Pamela came back with a great follow-up:
But that’s the issue, it’s a proof problem. And not always clear, esp. if you’re not the demographic. Trademark? https://t.co/xVeoBe9JJ7 Was it when the company first launched?
— Her Mavenship (@pchestek) January 2, 2018
We’re still left with the issue of when a design or word has developed that source-identifying quality that makes it a trademark rather than an ornamental element. Because, at some point, all trademarks were just ornamental, before they developed a source-identifying value.
Take the example from Pamela’s response: at what point did the Life is Good logo become more than just ornamental and develop source-identifying qualities? That’s the issue of proof we’re left with.

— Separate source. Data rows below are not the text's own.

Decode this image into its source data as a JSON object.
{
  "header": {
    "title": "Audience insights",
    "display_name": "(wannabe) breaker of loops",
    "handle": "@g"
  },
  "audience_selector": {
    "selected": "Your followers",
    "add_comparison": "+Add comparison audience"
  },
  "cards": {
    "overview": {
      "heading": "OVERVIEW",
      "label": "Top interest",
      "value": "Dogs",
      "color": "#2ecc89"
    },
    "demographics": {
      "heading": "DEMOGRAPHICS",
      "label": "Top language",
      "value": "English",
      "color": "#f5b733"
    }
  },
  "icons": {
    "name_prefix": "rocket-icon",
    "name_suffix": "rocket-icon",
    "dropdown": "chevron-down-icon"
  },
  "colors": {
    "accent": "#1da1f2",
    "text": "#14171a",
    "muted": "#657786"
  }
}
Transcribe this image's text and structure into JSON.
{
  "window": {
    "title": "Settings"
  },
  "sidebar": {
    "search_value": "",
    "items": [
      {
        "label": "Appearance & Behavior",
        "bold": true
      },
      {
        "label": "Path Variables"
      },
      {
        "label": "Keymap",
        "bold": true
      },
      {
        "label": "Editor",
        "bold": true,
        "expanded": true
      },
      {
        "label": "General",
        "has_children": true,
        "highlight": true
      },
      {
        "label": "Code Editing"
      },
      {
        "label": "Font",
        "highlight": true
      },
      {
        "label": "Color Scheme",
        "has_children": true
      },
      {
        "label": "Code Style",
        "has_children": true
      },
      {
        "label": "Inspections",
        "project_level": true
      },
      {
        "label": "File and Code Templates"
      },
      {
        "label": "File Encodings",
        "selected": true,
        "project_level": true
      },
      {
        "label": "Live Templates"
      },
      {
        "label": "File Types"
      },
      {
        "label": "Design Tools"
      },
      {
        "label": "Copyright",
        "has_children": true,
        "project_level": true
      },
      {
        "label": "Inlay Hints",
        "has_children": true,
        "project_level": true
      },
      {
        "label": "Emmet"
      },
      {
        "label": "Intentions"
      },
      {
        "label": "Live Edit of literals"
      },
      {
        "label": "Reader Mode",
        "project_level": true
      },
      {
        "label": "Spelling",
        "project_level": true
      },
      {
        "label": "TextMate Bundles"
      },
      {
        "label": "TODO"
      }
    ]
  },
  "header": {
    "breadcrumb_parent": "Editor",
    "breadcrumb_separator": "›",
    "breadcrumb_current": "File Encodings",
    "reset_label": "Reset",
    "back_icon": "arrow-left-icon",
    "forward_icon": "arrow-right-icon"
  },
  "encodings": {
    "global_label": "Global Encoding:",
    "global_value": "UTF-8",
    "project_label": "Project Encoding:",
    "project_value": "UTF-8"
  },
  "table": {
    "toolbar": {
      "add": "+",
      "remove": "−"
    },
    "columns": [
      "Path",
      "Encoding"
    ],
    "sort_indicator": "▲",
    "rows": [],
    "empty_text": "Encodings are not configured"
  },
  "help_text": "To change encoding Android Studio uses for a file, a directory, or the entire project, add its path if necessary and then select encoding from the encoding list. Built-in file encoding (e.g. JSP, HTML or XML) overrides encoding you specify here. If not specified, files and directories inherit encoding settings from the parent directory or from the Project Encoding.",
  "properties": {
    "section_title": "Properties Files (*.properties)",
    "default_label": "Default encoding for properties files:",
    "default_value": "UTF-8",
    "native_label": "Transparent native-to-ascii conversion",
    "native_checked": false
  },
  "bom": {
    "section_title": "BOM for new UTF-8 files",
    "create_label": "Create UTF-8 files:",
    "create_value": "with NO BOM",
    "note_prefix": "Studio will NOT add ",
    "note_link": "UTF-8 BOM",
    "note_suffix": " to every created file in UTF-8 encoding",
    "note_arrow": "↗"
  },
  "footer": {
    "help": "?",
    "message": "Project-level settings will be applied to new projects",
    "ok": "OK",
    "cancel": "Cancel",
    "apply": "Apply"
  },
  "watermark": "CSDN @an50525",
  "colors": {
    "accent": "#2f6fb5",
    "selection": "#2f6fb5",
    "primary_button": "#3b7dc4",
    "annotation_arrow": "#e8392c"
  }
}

There aren’t two definite, static categories of trademark-as-a-product and ornamental elements. We know that a descriptive mark can acquire secondary meaning and become protectable. Similarly, overtime an ornamental element which cannot function as a trademark could develop source-identifying qualities to the point that it is finally able to function as a trademark. This is developed in depth in Professor Alexandra Robert’s upcoming article on use as a trademark, who argues that the trademark use is “the red-headed step-child” of trademark law, cast in the shadow of trademark law’s favorite child, distinctiveness.
Still, for now I feel comfortable saying a design or word can acquire the ability to function as a trademark just as it can acquire the ability to be distinctive. Ultimately, though, Pamela is right: we’re left with a proof issue. All we can do here in the abstract is try to decide on a framework of the characteristics that tell us when a design or word is a trademark-as-a-product worth protecting, and when it is an un-protectable ornamental element. I’ll pass it to the litigators to argue that their clients’ respective marks really are trademarks.